Russia’s decision to pull out of the oil production agreement with Saudi Arabia was not taken on the spur of the moment. Rather it is part and parcel of a well-thought-out plan that seeks to advance Russia’s geopolitical position in the Middle East and vis-à-vis the US. Saudi Arabia had been pressuring Russia to commit to continued reductions in oil production for some time. In October last year, Russia agreed to keep production levels at their current level while considering the Saudi proposal. The imposition of US sanctions against Russian energy companies, however, appeared to have forced Russia’s hand. When Saudi Arabia leaned on Russia to commit to the cuts at the recent Opec-plus meeting in Vienna, Russia said no, thereby triggering the current price war.
The Russian answer wasn’t a given, however. It was made only after consultations among the Russian government and energy sector officials, including Rosneft Chief Executive Igor Sechin. While Sechin opposed the Saudi demand and instead wanted to increase Russian oil production, the Russian decision was further influenced by the ongoing coronavirus crisis. The slowdown in global economic growth due to the virus and the expected drop in oil demand is expected by Russia to extend into the foreseeable future. For Russia, this impact of the virus represents a window of opportunity that maximizes its position in an oil price war. Russia maintains it can survive oil prices of $25-$30/bbl for a period of 6-10 years. Neither Saudi Arabia nor US shale oil producers can do that. By refusing to agree to the Saudi demand to cut oil production, Russia is deliberately seeking to strengthen its position in the global oil market at the expense of both US shale oil producers and Saudi Arabia.

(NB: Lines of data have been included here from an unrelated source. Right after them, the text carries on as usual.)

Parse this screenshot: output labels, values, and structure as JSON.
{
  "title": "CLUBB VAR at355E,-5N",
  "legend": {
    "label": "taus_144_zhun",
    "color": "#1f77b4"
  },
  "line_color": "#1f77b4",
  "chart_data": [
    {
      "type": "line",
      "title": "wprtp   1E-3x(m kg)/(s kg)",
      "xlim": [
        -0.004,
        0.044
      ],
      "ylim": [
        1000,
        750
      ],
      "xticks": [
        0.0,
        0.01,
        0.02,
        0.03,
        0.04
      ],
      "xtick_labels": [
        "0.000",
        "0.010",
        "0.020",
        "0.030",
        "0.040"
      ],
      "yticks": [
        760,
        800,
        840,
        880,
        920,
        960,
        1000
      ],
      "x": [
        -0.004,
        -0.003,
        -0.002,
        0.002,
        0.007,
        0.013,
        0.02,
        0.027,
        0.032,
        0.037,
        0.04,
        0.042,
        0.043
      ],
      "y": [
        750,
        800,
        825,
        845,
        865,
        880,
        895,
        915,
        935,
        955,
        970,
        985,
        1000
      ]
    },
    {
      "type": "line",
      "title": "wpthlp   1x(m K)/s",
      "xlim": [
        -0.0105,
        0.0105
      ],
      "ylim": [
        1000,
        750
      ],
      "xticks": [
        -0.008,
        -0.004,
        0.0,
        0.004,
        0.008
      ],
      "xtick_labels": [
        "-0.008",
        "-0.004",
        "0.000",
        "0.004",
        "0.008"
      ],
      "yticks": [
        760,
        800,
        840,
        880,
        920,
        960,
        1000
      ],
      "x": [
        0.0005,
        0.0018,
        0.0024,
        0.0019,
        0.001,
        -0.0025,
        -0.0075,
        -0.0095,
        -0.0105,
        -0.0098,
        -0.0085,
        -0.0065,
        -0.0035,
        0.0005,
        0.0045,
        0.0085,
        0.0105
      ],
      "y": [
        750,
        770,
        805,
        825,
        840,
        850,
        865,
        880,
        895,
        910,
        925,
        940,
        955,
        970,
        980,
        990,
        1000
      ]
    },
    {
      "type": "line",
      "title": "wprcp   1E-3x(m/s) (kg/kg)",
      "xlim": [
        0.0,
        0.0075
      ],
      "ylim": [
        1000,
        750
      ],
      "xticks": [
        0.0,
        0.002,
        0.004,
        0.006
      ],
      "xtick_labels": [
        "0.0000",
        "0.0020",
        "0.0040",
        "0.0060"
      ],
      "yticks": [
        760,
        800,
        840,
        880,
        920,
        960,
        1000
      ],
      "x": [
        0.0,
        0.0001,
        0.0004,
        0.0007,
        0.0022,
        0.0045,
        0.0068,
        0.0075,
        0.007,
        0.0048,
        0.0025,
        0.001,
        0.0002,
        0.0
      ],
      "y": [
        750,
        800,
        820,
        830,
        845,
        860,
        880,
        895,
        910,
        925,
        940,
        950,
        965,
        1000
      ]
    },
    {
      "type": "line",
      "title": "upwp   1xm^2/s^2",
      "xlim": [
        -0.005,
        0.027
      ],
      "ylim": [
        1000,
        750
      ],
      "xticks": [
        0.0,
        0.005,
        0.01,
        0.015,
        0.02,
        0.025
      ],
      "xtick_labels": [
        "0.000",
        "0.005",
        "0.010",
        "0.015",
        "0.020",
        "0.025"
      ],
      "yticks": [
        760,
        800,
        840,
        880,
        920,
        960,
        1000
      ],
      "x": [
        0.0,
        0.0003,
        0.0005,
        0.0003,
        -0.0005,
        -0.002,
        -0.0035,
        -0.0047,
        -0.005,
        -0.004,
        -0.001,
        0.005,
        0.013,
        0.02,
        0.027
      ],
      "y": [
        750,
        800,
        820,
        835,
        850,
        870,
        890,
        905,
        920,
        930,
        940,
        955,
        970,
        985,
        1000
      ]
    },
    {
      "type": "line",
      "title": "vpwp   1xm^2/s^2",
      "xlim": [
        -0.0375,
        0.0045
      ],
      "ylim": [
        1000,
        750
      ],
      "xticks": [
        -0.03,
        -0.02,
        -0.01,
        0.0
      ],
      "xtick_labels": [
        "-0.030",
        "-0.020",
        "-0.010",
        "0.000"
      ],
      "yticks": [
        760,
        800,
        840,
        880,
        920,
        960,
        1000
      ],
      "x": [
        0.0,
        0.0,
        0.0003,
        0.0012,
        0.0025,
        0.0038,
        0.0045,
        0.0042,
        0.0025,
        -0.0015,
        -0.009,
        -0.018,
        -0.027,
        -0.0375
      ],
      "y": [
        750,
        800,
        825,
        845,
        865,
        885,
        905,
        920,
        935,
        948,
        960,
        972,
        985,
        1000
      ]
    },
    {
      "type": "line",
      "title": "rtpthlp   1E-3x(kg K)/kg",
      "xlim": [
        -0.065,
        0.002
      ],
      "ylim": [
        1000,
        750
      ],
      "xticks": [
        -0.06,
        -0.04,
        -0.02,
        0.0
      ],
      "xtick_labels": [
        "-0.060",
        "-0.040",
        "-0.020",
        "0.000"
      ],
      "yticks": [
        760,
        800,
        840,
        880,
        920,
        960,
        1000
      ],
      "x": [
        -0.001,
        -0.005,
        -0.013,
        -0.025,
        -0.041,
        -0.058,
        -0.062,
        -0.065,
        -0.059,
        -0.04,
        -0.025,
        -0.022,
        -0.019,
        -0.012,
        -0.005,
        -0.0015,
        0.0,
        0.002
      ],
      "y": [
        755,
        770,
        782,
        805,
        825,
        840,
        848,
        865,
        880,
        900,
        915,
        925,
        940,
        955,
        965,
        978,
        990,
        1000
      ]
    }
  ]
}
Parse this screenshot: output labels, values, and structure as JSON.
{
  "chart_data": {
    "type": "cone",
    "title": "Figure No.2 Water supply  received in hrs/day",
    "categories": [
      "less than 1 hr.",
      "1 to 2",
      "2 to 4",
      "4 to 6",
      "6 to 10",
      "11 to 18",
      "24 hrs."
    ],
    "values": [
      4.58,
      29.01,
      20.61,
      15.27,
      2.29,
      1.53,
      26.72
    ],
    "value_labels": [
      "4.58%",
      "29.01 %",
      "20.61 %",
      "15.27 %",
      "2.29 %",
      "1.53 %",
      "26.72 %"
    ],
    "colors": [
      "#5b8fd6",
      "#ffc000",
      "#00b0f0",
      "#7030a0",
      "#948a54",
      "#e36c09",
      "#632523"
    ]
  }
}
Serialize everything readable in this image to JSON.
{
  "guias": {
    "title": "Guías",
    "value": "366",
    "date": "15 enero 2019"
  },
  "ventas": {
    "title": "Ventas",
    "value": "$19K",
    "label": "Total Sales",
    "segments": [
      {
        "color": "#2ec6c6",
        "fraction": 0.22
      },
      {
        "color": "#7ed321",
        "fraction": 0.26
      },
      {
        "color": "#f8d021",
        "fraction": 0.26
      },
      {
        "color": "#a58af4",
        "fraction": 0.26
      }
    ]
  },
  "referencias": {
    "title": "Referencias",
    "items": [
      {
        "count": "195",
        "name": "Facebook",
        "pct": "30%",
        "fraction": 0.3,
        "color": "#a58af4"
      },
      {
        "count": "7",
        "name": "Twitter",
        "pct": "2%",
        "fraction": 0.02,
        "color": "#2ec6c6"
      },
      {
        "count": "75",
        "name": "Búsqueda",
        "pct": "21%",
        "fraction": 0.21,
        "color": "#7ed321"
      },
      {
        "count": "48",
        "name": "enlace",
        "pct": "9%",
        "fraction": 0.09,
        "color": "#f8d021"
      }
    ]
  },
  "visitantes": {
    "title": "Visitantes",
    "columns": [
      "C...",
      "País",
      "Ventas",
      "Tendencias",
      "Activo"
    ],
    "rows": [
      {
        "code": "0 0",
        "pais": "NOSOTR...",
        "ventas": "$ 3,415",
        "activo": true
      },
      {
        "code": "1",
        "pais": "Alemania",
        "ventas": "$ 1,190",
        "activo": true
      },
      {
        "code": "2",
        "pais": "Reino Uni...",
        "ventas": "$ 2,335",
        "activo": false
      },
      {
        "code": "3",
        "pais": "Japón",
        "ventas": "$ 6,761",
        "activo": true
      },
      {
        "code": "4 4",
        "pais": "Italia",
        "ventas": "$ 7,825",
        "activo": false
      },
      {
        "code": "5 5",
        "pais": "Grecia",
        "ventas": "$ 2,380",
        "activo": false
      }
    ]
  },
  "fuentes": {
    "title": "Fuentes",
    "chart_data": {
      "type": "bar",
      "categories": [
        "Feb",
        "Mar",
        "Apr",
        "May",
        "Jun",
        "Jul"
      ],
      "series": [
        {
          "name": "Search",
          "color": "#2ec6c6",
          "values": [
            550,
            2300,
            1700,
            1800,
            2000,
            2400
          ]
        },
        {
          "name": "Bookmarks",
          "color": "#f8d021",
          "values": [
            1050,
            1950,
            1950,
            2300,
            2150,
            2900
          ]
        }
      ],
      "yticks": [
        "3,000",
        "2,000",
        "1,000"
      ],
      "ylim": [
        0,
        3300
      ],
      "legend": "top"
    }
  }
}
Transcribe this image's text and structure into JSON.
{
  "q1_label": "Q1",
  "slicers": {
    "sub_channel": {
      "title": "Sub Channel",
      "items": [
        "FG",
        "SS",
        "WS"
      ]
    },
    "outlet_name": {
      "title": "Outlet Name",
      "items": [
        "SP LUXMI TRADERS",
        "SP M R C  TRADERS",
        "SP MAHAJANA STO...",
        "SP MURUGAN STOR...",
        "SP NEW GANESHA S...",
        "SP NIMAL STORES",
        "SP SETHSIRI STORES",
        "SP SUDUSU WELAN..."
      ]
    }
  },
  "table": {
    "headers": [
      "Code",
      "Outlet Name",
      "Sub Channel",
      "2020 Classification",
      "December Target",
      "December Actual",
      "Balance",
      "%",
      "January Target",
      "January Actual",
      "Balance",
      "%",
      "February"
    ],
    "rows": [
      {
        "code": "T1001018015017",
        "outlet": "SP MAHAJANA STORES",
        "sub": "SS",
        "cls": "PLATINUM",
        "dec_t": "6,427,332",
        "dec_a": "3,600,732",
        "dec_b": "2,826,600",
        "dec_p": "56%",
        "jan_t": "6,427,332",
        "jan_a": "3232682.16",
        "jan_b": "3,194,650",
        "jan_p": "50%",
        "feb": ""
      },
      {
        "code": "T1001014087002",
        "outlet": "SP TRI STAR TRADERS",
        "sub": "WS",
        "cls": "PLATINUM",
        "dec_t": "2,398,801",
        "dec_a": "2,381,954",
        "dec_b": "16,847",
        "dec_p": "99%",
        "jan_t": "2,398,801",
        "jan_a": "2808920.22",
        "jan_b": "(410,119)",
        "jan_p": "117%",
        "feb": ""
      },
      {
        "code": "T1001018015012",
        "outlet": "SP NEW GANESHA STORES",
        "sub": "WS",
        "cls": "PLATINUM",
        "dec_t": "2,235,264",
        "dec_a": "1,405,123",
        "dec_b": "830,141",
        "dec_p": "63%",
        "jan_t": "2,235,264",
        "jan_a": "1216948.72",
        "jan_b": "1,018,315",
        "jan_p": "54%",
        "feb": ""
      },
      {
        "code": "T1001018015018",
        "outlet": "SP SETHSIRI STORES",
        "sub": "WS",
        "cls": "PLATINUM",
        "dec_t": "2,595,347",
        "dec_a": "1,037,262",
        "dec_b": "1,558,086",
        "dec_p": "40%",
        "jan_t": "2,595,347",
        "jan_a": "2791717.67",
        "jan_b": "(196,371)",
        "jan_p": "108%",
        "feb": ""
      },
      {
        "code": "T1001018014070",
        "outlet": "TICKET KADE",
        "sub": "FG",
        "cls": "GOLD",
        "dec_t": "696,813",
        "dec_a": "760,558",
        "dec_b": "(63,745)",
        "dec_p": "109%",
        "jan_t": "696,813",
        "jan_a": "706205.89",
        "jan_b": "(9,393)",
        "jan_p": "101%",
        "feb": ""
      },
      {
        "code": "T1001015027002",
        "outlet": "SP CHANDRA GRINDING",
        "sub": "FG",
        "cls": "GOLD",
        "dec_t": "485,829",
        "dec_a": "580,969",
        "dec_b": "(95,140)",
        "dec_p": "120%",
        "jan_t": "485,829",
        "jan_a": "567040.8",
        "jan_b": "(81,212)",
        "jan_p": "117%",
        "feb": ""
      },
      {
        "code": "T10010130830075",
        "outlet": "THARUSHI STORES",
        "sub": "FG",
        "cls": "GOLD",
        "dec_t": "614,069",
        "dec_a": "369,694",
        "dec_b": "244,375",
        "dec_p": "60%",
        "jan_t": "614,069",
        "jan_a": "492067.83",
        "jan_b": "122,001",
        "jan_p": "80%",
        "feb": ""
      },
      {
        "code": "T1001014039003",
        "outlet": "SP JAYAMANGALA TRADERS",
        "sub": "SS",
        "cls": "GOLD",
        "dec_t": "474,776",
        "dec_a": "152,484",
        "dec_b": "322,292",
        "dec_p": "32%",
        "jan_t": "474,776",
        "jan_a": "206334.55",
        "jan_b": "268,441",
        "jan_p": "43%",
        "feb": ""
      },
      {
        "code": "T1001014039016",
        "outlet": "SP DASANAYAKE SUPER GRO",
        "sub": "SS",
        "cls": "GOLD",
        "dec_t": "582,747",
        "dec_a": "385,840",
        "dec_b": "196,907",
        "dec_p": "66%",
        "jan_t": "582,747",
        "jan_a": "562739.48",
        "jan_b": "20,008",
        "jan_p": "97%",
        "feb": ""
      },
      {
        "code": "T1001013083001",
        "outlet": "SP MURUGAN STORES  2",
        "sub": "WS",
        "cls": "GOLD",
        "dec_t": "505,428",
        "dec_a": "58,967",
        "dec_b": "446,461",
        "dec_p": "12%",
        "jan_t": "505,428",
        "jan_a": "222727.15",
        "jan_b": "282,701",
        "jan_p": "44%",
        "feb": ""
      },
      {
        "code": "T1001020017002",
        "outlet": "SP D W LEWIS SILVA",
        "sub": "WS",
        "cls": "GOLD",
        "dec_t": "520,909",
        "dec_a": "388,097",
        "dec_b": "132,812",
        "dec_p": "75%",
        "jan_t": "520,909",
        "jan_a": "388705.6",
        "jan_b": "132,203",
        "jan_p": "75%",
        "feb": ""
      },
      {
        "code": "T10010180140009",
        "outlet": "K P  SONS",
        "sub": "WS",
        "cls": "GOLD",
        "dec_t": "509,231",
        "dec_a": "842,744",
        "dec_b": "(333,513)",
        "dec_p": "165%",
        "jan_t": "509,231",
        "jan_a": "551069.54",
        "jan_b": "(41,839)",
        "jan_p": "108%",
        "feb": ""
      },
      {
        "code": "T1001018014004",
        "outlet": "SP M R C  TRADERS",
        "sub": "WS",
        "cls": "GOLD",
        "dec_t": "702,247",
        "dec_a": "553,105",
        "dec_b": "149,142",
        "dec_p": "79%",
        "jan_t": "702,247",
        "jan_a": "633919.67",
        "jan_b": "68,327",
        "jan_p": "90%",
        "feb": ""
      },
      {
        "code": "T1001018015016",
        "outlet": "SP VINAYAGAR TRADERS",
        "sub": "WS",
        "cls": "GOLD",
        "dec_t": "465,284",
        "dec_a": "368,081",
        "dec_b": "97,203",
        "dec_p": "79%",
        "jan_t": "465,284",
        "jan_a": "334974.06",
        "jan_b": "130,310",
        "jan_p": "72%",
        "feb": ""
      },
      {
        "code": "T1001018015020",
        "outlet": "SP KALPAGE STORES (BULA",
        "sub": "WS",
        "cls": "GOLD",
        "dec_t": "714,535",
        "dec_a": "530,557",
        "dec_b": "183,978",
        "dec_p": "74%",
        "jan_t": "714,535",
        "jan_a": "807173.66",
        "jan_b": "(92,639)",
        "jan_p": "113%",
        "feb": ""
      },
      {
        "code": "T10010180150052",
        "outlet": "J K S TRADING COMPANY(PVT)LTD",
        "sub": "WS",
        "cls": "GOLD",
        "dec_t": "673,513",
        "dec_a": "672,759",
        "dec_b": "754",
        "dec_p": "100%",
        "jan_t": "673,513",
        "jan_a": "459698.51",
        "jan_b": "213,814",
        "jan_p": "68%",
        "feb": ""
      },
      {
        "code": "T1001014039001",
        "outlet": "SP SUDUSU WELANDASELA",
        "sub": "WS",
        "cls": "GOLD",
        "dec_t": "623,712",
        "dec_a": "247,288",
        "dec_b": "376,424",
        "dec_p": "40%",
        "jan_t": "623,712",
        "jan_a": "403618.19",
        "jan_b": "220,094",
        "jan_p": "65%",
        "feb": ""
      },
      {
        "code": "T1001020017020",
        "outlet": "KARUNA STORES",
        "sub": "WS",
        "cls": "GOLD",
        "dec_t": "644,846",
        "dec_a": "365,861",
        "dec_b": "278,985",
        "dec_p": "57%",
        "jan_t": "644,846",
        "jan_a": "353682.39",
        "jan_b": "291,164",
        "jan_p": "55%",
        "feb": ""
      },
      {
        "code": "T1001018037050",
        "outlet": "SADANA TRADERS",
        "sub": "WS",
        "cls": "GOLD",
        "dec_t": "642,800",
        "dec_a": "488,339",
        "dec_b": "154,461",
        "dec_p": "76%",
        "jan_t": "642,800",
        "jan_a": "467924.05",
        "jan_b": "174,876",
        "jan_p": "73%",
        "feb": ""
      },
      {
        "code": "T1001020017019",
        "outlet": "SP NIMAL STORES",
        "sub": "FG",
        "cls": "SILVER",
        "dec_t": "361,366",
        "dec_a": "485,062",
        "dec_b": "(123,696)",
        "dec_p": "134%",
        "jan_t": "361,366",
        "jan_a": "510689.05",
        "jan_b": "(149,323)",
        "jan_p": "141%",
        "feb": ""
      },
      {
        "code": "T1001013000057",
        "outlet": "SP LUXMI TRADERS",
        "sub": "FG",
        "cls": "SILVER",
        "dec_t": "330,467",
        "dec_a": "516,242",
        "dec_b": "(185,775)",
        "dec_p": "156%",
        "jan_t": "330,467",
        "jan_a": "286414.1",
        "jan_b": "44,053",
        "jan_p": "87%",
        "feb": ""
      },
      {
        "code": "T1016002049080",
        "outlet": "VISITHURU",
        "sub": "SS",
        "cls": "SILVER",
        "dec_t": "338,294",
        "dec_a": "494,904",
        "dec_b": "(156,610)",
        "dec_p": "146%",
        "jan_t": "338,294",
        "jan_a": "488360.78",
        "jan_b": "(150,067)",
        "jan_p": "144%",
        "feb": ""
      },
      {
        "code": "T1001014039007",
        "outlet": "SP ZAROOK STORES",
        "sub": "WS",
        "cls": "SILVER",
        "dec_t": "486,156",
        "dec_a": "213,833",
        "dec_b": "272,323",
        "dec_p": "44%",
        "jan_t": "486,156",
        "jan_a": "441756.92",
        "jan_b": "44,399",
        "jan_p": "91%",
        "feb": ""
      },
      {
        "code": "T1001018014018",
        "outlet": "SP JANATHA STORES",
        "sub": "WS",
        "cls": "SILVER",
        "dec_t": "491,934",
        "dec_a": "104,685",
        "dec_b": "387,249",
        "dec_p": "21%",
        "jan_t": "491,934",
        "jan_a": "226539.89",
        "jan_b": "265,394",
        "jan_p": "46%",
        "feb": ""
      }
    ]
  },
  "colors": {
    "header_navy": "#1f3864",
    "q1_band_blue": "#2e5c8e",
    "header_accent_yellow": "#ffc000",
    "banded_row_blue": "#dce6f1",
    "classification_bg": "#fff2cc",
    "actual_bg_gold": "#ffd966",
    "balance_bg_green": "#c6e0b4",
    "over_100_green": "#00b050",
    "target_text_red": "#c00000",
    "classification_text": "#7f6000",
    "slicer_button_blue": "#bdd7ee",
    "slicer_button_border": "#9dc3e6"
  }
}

While Russia has indicated that it is prepared to play the long game, it has kept open the possibility of talks with both Saudi Arabia and the US. Indeed, Russian Ambassador to the US Anatoly Antonov met quietly with US Treasury Secretary Steve Mnuchin the same day the bottom fell out of the oil market. The topics discussed included US sanctions, and the need for an orderly energy market. President Putin likewise recently expressed confidence that US sanctions against Nord Stream 2 would soon be lifted. Russian confidence is born from the fact that neither the US nor Saudi Arabia have the economic legs to survive any lengthy collapse of oil prices. For the Trump administration, the situation is made even more dire by the reality that Russia’s actions, combined with the ongoing coronavirus pandemic, have harmed the strong economy the president had hoped to ride to a second term.